School of Medicine, College of Medicine, Fu Jen Catholic University, New Taipei City, Taiwan, R.O.C.
Department of Surgery, Sijhih Cathay General Hospital, New Taipei City, Taiwan, R.O.C.
Cancer Genomics Proteomics. 2021 May-Jun;18(3):207-220. doi: 10.21873/cgp.20253.
Metastatic renal cell carcinoma (RCC) often develops resistance to first-line targeted therapy such as sunitinib. G-Protein-coupled estrogen receptor 1 (GPER1) agonist G-1 was recently reported to regulate RCC physiology but the role of G-1 in RCC tumorigenesis and sunitinib resistance remains largely unknown.
Parental and sunitinib-resistant 786-O cells were treated with GPER1 agonist G-1, and quantitative phosphoproteomics was performed. Bioinformatic analyses and validations, including immunoblotting, cell migration, and cell cycle distribution, were performed.
G-1 repressed cell proliferation and migration in both parental and sunitinib-resistant 786-O cells. Phosphoproteomic signatures, including phosphoinositide 3-kinase and protein kinase B (PI3K-AKT) as well as other pathways, were up-regulated in sunitinib-resistant cells but application of G-1 reversed this effect. Among phosphoprotein candidates, activating transcription factor 2 (ATF2) Thr69/71 phosphorylation was antagonistically regulated by sunitinib resistance and G-1.
Our results open up the possibility for managing RCC and sunitinib resistance by GPER1 agonist G-1 and its regulated pathways.

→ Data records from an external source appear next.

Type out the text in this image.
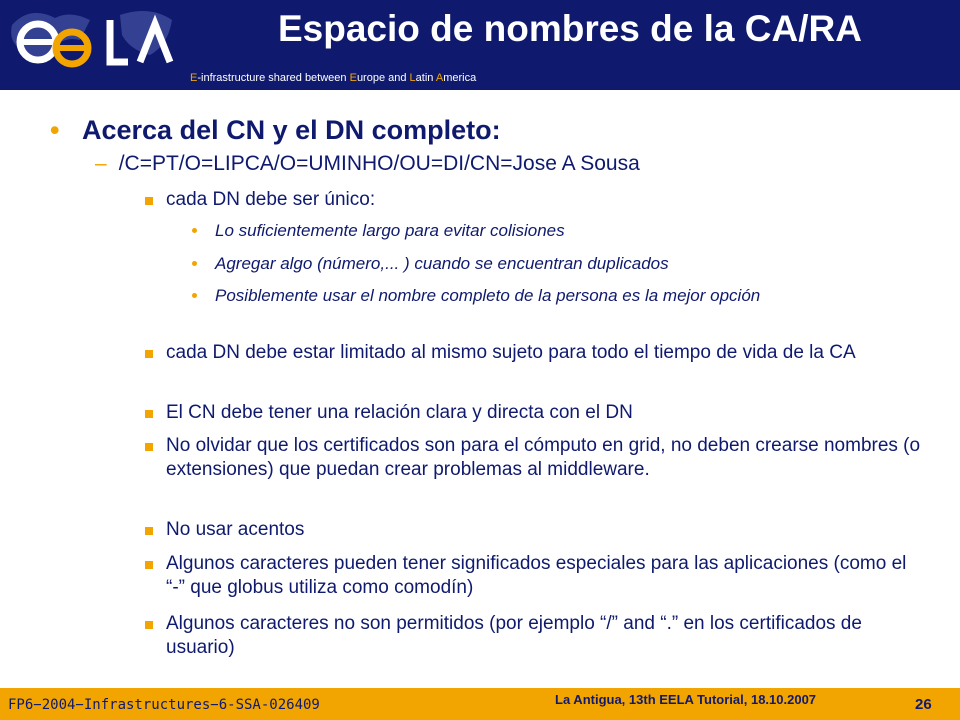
Espacio de nombres de la CA/RA
E-infrastructure shared between Europe and Latin America
• Acerca del CN y el DN completo:
– /C=PT/O=LIPCA/O=UMINHO/OU=DI/CN=Jose A Sousa
cada DN debe ser único:
Lo suficientemente largo para evitar colisiones
Agregar algo (número,... ) cuando se encuentran duplicados
Posiblemente usar el nombre completo de la persona es la mejor opción
cada DN debe estar limitado al mismo sujeto para todo el tiempo de vida de la CA
El CN debe tener una relación clara y directa con el DN
No olvidar que los certificados son para el cómputo en grid, no deben crearse nombres (o extensiones) que puedan crear problemas al middleware.
No usar acentos
Algunos caracteres pueden tener significados especiales para las aplicaciones (como el “-” que globus utiliza como comodín)
Algunos caracteres no son permitidos (por ejemplo “/” and “.” en los certificados de usuario)
FP6−2004−Infrastructures−6-SSA-026409	La Antigua, 13th EELA Tutorial, 18.10.2007	26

转移性肾细胞癌(RCC)常对舒尼替尼等一线靶向治疗产生耐药。最近有报道称,G 蛋白偶联雌激素受体 1(GPER1)激动剂 G-1 可调节 RCC 生理学,但 G-1 在 RCC 发生和舒尼替尼耐药中的作用仍知之甚少。
用 GPER1 激动剂 G-1 处理亲本和舒尼替尼耐药的 786-O 细胞,并进行定量磷酸化蛋白质组学分析。进行了生物信息学分析和验证,包括免疫印迹、细胞迁移和细胞周期分布。
G-1 抑制了亲本和舒尼替尼耐药的 786-O 细胞的增殖和迁移。磷酸化蛋白质组学特征,包括磷酸肌醇 3-激酶和蛋白激酶 B(PI3K-AKT)以及其他途径,在舒尼替尼耐药细胞中上调,但 G-1 的应用逆转了这种效应。在磷酸化蛋白候选物中,激活转录因子 2(ATF2)Thr69/71 磷酸化被舒尼替尼耐药和 G-1 拮抗调节。
我们的结果为通过 GPER1 激动剂 G-1 及其调控途径来管理 RCC 和舒尼替尼耐药提供了可能性。